I guess that is one way to feel when God is testing you with fire. I faced two trials this week, and I didn’t do so hot in either one of them. This weekend, I lost a best friend, and if I had kept my act up, I have a feeling that I would have lost a second one. I was so self-absorbed. I was hurting. And multiple times I would look myself in a mirror and say over and over again “I hate you.” I would whisper it to myself, but I would also scream it, making sure that I believed those words. I hated myself for the things that I had done, and the things I had to do.
But today, today I realized something. I was in the pool with my brothers, and I was just thinking this week over. I thought my whole life over, actually.
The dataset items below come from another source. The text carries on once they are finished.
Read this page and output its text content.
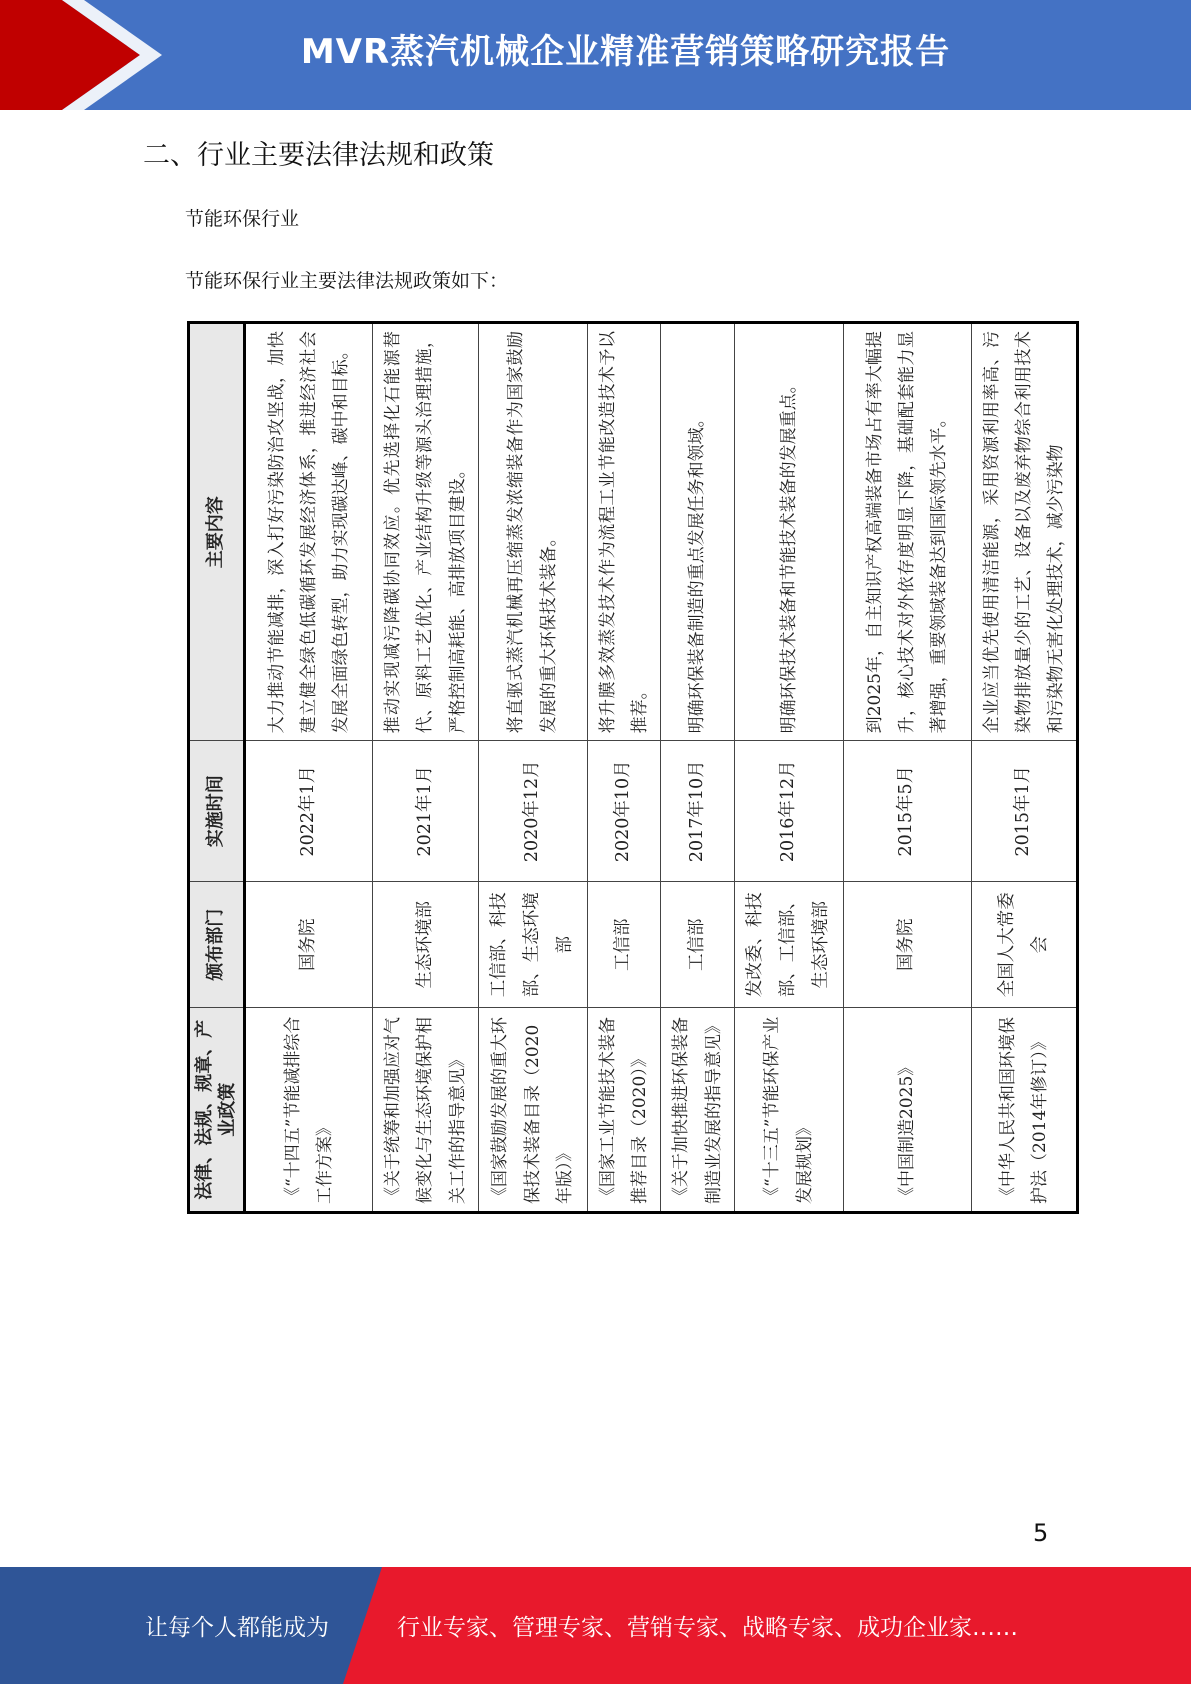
MVR蒸汽机械企业精准营销策略研究报告
二、行业主要法律法规和政策
节能环保行业
节能环保行业主要法律法规政策如下：
法律、法规、规章、产业政策	颁布部门	实施时间	主要内容
《“十四五”节能减排综合工作方案》	国务院	2022年1月	大力推动节能减排，深入打好污染防治攻坚战，加快建立健全绿色低碳循环发展经济体系，推进经济社会发展全面绿色转型，助力实现碳达峰、碳中和目标。
《关于统筹和加强应对气候变化与生态环境保护相关工作的指导意见》	生态环境部	2021年1月	推动实现减污降碳协同效应。优先选择化石能源替代、原料工艺优化、产业结构升级等源头治理措施，严格控制高耗能、高排放项目建设。
《国家鼓励发展的重大环保技术装备目录（2020年版）》	工信部、科技部、生态环境部	2020年12月	将直驱式蒸汽机械再压缩蒸发浓缩装备作为国家鼓励发展的重大环保技术装备。
《国家工业节能技术装备推荐目录（2020）》	工信部	2020年10月	将升膜多效蒸发技术作为流程工业节能改造技术予以推荐。
《关于加快推进环保装备制造业发展的指导意见》	工信部	2017年10月	明确环保装备制造的重点发展任务和领域。
《“十三五”节能环保产业发展规划》	发改委、科技部、工信部、生态环境部	2016年12月	明确环保技术装备和节能技术装备的发展重点。
《中国制造2025》	国务院	2015年5月	到2025年，自主知识产权高端装备市场占有率大幅提升，核心技术对外依存度明显下降，基础配套能力显著增强，重要领域装备达到国际领先水平。
《中华人民共和国环境保护法（2014年修订）》	全国人大常委会	2015年1月	企业应当优先使用清洁能源，采用资源利用率高、污染物排放量少的工艺、设备以及废弃物综合利用技术和污染物无害化处理技术，减少污染物
5
让每个人都能成为	行业专家、管理专家、营销专家、战略专家、成功企业家……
I started by thinking, what if I had taken ballet instead of karate as a kid. Then maybe I’d be graceful and peaceful, maybe I’d have a thinner body, instead of that of a basketball player’s. Like that even matters, but in the course of wanting to be someone else, in the course of wishing that I were prettier and desirable, it does. I thought, maybe then I would dress nicer, and maybe I’d not be so buddy buddy with guys, and instead get along better with females. Then maybe I would be more desirable. I thought about how when I get home from vacation, I could start actually wearing makeup again, like every other girl. I thought about dressing fancier than just shorts and a tee shirt. You see, in the midst of my trials, I started thinking that the only way I would ever be loved was if I looked like a model, or at least like the average young adult, and that was a lie from the devil. I am very much loved, and if I started dressing and acting like the rest of the world, then Cassandra Lauer would disappear. I would just be one among the millions. And if someone loves you for being just like the rest of the world, or at least for being how society says we should look, then what is love? Love would just be artificial and fake. Love would not exist. It would just be flattery, and to be frank, it would be boring. If one is just like the rest of the world, then there is nothing special about the person you love. Nothing that makes them unique. And so being like the typical female, is not the magical formula to finding true, lasting love. Being yourself is.
So while I was thinking about this, I can to the conclusion that if I were to follow the world’s standards of what is pretty, and if I were to change myself to be that kind of person, then I would not be equip to do what God has called me to do. I would never be ready to open up a Christian theater for inner city kids. I would never be ready to be a wife and a mother either, because I would be too focused on my appearance and would miss my opportunities. God has placed you on this earth for a special purpose. Don’t miss it by listening to the world and following their standards instead of listening to God and following His standards.